With winter approaching, Europe is facing an energy crisis, particularly in a shortage of natural gas to produce electricity and heat homes. But let’s not forget that no country is better positioned to ease Europe’s energy crisis in both the short and long term than the United States.
It was a colossally bad idea for European governments to put so much faith in renewable energy sources, such as wind and solar power, which are intermittent and must be backed up by reliable energy sources, primarily fossil fuels. And it was an even bigger mistake for the EU to put so much faith in Russian-supplied natural gas, especially since Russian President Vladimir Putin had proven his willingness to use access to energy as a hammer to discourage political dissent.
In the short run, the United States must do all it can to maximize liquified natural gas, or LNG, export volumes through winter. And U.S. natural gas producers and LNG exporters have a strong economic incentive to do so.
After touching $100 per million British Thermal Units, or MMBTU, this past summer, natural gas in Europe is now about $45 MMBTU. That compares to about $6.50 in the United States.
Those natural gas price shocks will surely hurt Europe’s economic output, exacerbating both inflation and political tensions.
The good news is the United States is the world’s top natural gas producer and largest LNG exporter. We have approximately 12 billion cubic feet per day, or BCFD, of export capacity. That level is expected to increase to about 14 BCFD by year’s end.
The U.S. Energy Information Administration, or EIA, just announced that U.S. dry natural gas production set a record in 2021, with a 3.5 percent increase over 2020 production, driven by high natural gas prices. In addition, EIA says U.S. LNG exports hit a record last March of nearly 12 BCFD, though exports subsequently declined largely due to a fire in June at the Freeport LNG facility that took about 2.0 BCFD offline.

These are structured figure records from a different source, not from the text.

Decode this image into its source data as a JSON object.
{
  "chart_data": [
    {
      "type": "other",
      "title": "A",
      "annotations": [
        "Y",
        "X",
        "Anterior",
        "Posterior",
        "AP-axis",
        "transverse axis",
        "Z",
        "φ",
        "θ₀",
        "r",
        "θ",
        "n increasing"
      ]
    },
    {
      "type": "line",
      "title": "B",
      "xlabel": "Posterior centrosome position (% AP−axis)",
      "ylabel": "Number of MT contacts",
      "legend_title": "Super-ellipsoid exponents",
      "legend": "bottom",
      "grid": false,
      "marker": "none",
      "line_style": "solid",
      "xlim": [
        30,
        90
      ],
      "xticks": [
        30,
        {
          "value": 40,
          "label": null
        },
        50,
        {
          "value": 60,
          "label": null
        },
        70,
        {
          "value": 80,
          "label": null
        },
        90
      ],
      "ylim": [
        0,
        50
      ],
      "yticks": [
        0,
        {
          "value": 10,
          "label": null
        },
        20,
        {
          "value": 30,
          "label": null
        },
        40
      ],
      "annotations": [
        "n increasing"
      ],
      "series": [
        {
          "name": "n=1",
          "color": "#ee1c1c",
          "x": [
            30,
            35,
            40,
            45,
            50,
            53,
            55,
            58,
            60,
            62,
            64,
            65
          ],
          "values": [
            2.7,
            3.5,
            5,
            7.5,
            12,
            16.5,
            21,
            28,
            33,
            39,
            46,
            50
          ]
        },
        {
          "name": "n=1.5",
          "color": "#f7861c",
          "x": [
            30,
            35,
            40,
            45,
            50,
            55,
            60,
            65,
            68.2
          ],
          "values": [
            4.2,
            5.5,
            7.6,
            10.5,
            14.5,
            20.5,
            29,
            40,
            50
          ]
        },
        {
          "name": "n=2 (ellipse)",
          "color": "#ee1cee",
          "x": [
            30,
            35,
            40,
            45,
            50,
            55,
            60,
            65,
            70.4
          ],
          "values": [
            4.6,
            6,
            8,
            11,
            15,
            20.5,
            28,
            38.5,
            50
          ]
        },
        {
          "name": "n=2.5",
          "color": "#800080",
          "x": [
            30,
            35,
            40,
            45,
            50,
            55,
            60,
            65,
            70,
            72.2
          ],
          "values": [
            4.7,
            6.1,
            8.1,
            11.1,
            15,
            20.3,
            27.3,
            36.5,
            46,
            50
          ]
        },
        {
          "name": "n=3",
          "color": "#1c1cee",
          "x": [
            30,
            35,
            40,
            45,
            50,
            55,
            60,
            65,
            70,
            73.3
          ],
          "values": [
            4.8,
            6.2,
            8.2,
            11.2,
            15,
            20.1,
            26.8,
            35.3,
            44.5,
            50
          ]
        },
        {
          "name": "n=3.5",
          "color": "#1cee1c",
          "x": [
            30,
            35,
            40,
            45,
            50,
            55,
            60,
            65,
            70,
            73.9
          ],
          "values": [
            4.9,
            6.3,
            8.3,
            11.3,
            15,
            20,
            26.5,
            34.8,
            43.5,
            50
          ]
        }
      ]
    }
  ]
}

Is that enough to help the Europe get through the winter?
With Freeport’s 2.0 BCFD back online and the forecast increases in other volumes of about 2.0 BCFD by this December, that’s 4.0 BCFD of incremental supply, or 25 percent of Russia’s 2021 volumes to Europe.
Some U.S. LNG production is under contract to other countries, including China. However, many of those countries have been reselling some of that LNG to European countries at much higher prices. Current European reductions in energy usage and higher prices are having a positive impact on supplies. Plus, increased reliance on other pipelines from Norway and North Africa is helping.
Longer term, the United States must demonstrate the political and regulatory will to rapidly permit and construct the infrastructure needed to substantially increase LNG exports. No other country possesses the low-cost accessible gas reserves, an industry capable of privately funding infrastructure development, and the long-term political stability to be the trusted supplier.
That effort will cost taxpayers nothing, since private sector companies would provide the capital. Indeed, tax revenue from multiple sources would grow from the expansion. Unfortunately, while President Joe Biden appears willing to make short-term concessions, there is no indication he would make such a long-term commitment.
Lawmakers have said for decades they want U.S. energy security to counter threats from authoritarian regimes. That goal cannot be achieved with renewable energy sources any time soon, as Europe now understands. The question is whether the Biden administration understands it.